Approval announcement
Draft of message to be sent after approval:

Announcement

From: The IESG <iesg-secretary@ietf.org>
To: IETF-Announce <ietf-announce@ietf.org>
Cc: RFC Editor <rfc-editor@rfc-editor.org>,
    mmusic mailing list <mmusic@ietf.org>,
    mmusic chair <mmusic-chairs@tools.ietf.org>
Subject: Document Action: 'The Comparison of Different Network Address Translator (NAT) Traversal Techniques for Media Controlled by Real-time Streaming Protocol (RTSP)' to Informational RFC (draft-ietf-mmusic-rtsp-nat-evaluation-16.txt)

The IESG has approved the following document:
- 'The Comparison of Different Network Address Translator (NAT) Traversal
   Techniques for Media Controlled by Real-time Streaming Protocol
   (RTSP)'
  (draft-ietf-mmusic-rtsp-nat-evaluation-16.txt) as Informational RFC

This document is the product of the Multiparty Multimedia Session Control
Working Group.

The IESG contact persons are Ben Campbell and Alissa Cooper.
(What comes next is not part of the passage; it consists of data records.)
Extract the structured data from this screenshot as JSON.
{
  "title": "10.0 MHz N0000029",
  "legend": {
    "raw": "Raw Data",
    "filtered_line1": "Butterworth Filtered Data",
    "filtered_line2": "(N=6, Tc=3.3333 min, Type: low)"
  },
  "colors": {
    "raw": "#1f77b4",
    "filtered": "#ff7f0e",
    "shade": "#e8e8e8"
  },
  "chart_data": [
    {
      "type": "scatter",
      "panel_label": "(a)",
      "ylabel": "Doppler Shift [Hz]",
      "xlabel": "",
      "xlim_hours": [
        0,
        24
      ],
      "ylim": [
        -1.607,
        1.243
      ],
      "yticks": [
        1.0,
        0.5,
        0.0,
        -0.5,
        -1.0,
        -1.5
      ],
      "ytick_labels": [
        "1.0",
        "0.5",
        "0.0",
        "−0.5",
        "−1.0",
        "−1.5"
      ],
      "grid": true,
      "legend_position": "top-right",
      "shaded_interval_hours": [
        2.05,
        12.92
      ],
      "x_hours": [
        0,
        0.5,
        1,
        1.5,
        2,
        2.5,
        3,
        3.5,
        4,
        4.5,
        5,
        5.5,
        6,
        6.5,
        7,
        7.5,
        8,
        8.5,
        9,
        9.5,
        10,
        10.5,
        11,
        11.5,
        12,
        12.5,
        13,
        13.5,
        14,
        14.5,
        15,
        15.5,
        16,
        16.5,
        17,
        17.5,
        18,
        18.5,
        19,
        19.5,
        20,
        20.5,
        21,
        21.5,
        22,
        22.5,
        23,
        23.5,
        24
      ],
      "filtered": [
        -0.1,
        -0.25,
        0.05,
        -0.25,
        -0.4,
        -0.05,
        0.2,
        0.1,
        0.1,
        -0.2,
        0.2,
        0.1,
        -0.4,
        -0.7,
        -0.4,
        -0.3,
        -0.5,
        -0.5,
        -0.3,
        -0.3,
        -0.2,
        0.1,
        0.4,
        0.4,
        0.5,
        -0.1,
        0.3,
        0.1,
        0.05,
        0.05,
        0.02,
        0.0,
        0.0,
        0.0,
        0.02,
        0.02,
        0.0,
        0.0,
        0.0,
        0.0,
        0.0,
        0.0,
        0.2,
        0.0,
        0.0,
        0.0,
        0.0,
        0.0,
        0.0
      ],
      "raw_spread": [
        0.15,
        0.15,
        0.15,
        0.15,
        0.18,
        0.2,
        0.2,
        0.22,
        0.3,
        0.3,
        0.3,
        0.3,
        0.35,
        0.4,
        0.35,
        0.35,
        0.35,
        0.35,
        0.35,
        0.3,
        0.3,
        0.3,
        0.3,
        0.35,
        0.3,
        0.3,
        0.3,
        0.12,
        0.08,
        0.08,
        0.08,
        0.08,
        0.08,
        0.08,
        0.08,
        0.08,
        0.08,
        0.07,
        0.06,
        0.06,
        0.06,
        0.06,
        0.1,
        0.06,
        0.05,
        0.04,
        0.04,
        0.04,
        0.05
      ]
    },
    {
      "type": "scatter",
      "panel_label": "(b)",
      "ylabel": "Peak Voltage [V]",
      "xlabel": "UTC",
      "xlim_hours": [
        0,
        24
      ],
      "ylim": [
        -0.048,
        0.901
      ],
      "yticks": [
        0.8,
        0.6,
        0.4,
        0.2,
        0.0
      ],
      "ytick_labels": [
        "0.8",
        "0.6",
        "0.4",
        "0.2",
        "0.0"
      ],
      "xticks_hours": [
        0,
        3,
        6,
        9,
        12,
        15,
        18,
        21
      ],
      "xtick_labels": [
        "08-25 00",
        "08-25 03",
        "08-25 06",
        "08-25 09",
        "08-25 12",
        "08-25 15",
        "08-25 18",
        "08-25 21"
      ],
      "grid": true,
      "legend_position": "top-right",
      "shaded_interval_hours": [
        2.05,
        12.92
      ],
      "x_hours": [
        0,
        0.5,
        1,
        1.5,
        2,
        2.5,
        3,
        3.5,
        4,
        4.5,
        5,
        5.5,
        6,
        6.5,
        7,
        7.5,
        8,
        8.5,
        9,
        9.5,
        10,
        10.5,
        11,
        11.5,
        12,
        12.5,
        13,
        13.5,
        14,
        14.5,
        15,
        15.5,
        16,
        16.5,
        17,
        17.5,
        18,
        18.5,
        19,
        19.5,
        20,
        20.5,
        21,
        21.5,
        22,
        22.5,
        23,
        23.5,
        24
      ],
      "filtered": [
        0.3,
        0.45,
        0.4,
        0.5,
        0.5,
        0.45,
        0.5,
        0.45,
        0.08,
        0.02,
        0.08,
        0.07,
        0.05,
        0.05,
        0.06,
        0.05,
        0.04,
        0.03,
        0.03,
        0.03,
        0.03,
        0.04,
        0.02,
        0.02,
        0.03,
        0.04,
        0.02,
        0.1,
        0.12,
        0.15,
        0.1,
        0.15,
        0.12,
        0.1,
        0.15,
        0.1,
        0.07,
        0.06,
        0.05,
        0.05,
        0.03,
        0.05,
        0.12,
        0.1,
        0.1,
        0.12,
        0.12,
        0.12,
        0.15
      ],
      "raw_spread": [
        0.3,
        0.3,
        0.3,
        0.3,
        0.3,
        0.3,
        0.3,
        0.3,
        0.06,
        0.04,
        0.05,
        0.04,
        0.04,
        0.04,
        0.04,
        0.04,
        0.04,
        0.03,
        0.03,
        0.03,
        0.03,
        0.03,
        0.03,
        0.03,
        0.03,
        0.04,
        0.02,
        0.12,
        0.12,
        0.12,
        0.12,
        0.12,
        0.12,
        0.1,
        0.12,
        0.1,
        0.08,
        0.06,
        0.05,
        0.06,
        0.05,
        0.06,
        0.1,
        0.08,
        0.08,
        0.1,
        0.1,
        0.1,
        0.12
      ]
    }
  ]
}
A URL of this Internet Draft is:
https://datatracker.ietf.org/doc/draft-ietf-mmusic-rtsp-nat-evaluation/


Ballot Text

Technical Summary

The document describes several Network Address Translator (NAT) traversal techniques that were considered to be used for establishing the RTP media flows controlled by the Real-time Streaming Protocol (RTSP). Each technique includes a description on how it would be used, the security implications of using it and any other deployment considerations it has. There are also discussions on how NAT traversal techniques relate to firewalls and how each technique can be applied in different use cases. These findings were used when selecting the NAT traversal for RTSP 2.0, which is specified in a separate document.

Working Group Summary

The RTSP specification (RFC 2326 and RFC2326bis) has long suffered from lack of a standardized NAT traversal mechanism and hence there was a desire to rectify that. The WG decided to investigate different approaches to RTSP NAT traversal before chosing one, and as a result, the initial WG version of this document appeared in 2007. Since the document is a companion to RTSP 2.0, progress on the document was to some extent gated on RTSP 2.0 progress, but a WGLC was issued in the latter part of 2012. The WGLC concluded that the (at the time current) version of the document was partially based on now obsolete NAT-related RFCs and considerations and as a result the authors updated the document to better reflect current RFCs and recommendations in the area. A WGLC was issued on this updated document in May 2013 on this document with no major comments received (2 people are known to have actively reviewed the latest versions). 

Document Quality

The document does not specify any particular protocol but is rather an investigation into possible protocol choices and as such there are no specific considerations around implementations, MIB, media type, etc. reviews. The document quality is good from both a technical and readability point of view.

Personnel

Flemming Andreasen is the document shepherd. Alissa Cooper is the responsible AD.